Bailey didn’t answer, just turned the page.
He smacked the book cover with the back of his hand again. “Come on, you never join me. I’m tired of getting high alone.”
“Stop. In a minute,” she mumbled.
He was silent for another minute, then, with surprising quickness and agility, reached over and snatched the book out of Bailey’s hand. “I think you’re afraid,” he teased.
“Stop it!” she cried, smacking at him, at first playfully, but when he didn’t give the book back, she started to get angry. “Give me the book.
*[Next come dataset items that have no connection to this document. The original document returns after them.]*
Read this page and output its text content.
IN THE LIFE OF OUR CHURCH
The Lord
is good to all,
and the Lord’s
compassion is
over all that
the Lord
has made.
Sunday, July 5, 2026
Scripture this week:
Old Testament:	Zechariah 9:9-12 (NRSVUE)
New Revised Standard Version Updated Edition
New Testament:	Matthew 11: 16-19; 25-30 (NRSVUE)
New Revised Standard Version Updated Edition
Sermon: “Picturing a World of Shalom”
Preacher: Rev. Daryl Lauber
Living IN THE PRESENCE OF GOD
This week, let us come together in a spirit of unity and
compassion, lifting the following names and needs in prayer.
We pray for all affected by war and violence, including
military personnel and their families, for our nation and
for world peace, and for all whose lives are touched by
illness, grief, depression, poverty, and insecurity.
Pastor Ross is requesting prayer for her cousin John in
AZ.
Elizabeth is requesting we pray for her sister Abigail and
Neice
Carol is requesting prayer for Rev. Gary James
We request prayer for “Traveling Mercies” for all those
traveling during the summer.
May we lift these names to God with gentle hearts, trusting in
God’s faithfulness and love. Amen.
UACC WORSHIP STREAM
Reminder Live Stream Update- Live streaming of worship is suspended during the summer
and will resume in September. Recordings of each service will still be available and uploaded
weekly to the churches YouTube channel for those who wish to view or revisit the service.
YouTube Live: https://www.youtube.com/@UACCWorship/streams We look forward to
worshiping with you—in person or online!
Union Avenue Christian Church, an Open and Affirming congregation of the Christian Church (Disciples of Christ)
I’m serious.”
He grinned. “I love it when you get mad. It’s cute.” He stood up and held the book high, out of Bailey’s reach.
She jumped off the lounge, her teeth bared, and slapped at his arms, his stomach, his hands. “I’m not kidding. That’s not even my book. I borrowed it from my grandmother. Give it back.”
But he held it even higher and started across the deck with it. And she could feel it coming, rolling in on her like a wave—the anger, the ridiculous, blinding ugliness that seemed to push itself in on her so often these days. It was the same rage that made her smash her mother’s TV screen in or bust the slats in the backyard fence or tamp out a cigarette on her father’s pillow. She couldn’t stop it, even though she wanted to, even though she knew that it never turned out well for her. She was powerless against it.
In one motion, she grabbed Noah’s cell phone off the patio table and chucked it into the deep end. It went under with a ploomp.